Comment expliquer qu’une jeune Russe de 20 ans, arrivée en France au beau milieu d’une guerre civile et révolutionnaire, ait pu accomplir tout cela ? Comment Dmitrieff a‑t-elle pu rassembler les ressources nécessaires, faire autorité et instaurer les principes d’une telle organisation ? Disciple du populisme russe et de Marx, responsable des travailleuses et de la section des émigrés russes de l’AIT à Genève, Dmitrieff a su combiner théorie et pratique. Née de l’union illégitime d’un aristocrate russe et d’une infirmière allemande dans la Russie rurale, Élisabeth Dmitrieff gagne Genève à 16 ans pour étudier la propagande socialiste et féministe et s’impliquer dans leur mise en œuvre. Elle arrive ainsi à Paris expérimentée, avec un solide bagage intellectuel : sa propre trajectoire géographique l’a déjà amenée des périphéries de l’engagement politique international jusqu’à son centre. En dépit de la marginalisation qu’elle a subie en raison de son genre, de ses origines « bâtardes » et rurales, de sa jeunesse et de son statut d’étrangère, Dmitrieff a su se saisir de ce moment révolutionnaire.
Une école au-delà des murs de l’université
Née Elizaveta Loukinitchna Koucheleva le 1er novembre 1850 à Volok, dans la province de Pskov, au nord-ouest de la Russie, Dmitrieff a grandi dans un monde empreint d’inégalités et de contradictions.
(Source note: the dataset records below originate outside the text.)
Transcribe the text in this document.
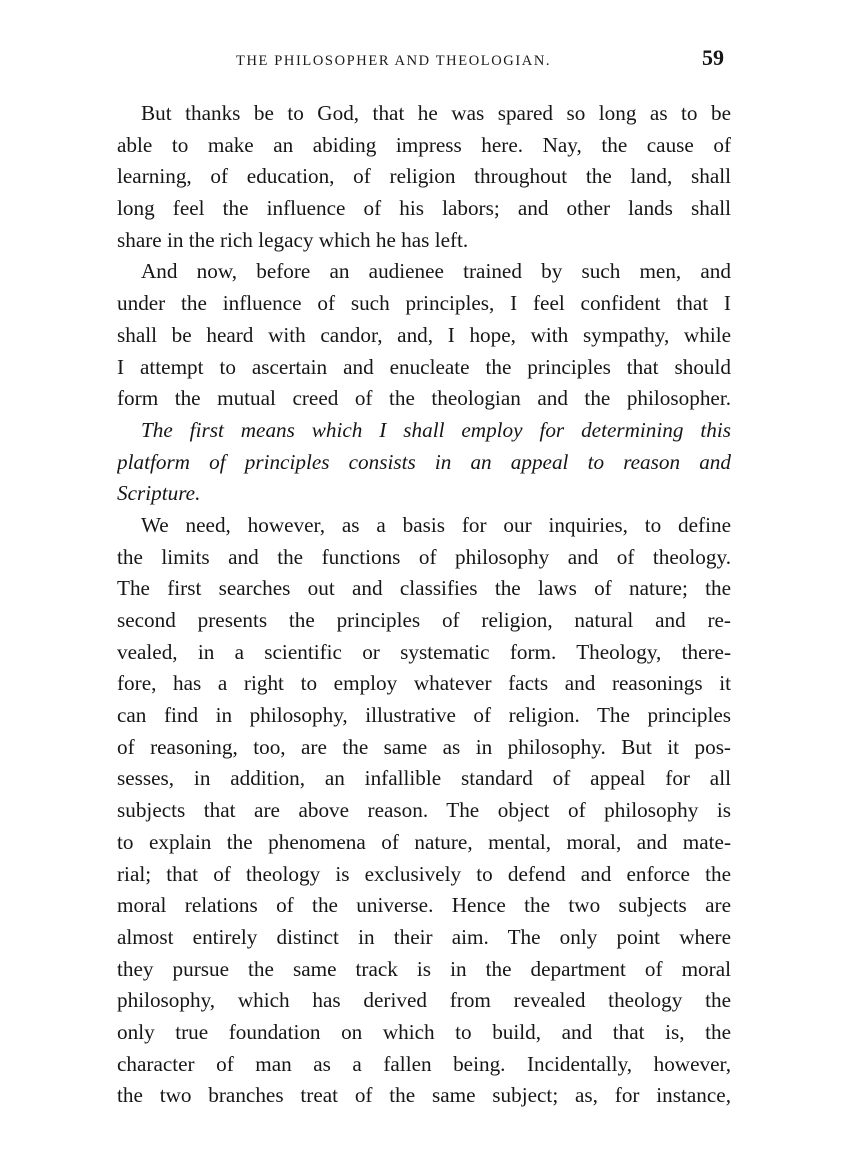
THE PHILOSOPHER AND THEOLOGIAN.	59
But thanks be to God, that he was spared so long as to be
able to make an abiding impress here. Nay, the cause of
learning, of education, of religion throughout the land, shall
long feel the influence of his labors; and other lands shall
share in the rich legacy which he has left.
And now, before an audienee trained by such men, and
under the influence of such principles, I feel confident that I
shall be heard with candor, and, I hope, with sympathy, while
I attempt to ascertain and enucleate the principles that should
form the mutual creed of the theologian and the philosopher.
The first means which I shall employ for determining this
platform of principles consists in an appeal to reason and
Scripture.
We need, however, as a basis for our inquiries, to define
the limits and the functions of philosophy and of theology.
The first searches out and classifies the laws of nature; the
second presents the principles of religion, natural and re-
vealed, in a scientific or systematic form. Theology, there-
fore, has a right to employ whatever facts and reasonings it
can find in philosophy, illustrative of religion. The principles
of reasoning, too, are the same as in philosophy. But it pos-
sesses, in addition, an infallible standard of appeal for all
subjects that are above reason. The object of philosophy is
to explain the phenomena of nature, mental, moral, and mate-
rial; that of theology is exclusively to defend and enforce the
moral relations of the universe. Hence the two subjects are
almost entirely distinct in their aim. The only point where
they pursue the same track is in the department of moral
philosophy, which has derived from revealed theology the
only true foundation on which to build, and that is, the
character of man as a fallen being. Incidentally, however,
the two branches treat of the same subject; as, for instance,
Élevée dans un grand confort matériel dans la propriété d’un père aristocrate, lequel possède une bibliothèque de choix, elle vit entourée d’une paysannerie encore asservie. Malgré les privilèges de sa classe d’origine, Dmitrieff aura connu des formes de marginalisation multiples, notamment en tant qu’étrangère, grâce à quoi elle adoptera des perspectives critiques, sur les institutions et les structures, tant de l’intérieur que de l’extérieur. Si son père a reconnu Élisabeth et ses frères et sœurs comme héritiers, il n’a jamais pris de mesures pour effacer leur statut juridique d’enfants illégitimes. Alors que son frère fréquente une école élitiste pour garçons, on leur refuse, à elle et à sa sœur, l’entrée à l’école pour filles – ce qui témoigne du caractère genré de la notion d’« illégitimité ».
« Elle organise des coopératives ouvrières, transposant les analyses de la commune paysanne pour les appliquer aux travailleurs des villes. »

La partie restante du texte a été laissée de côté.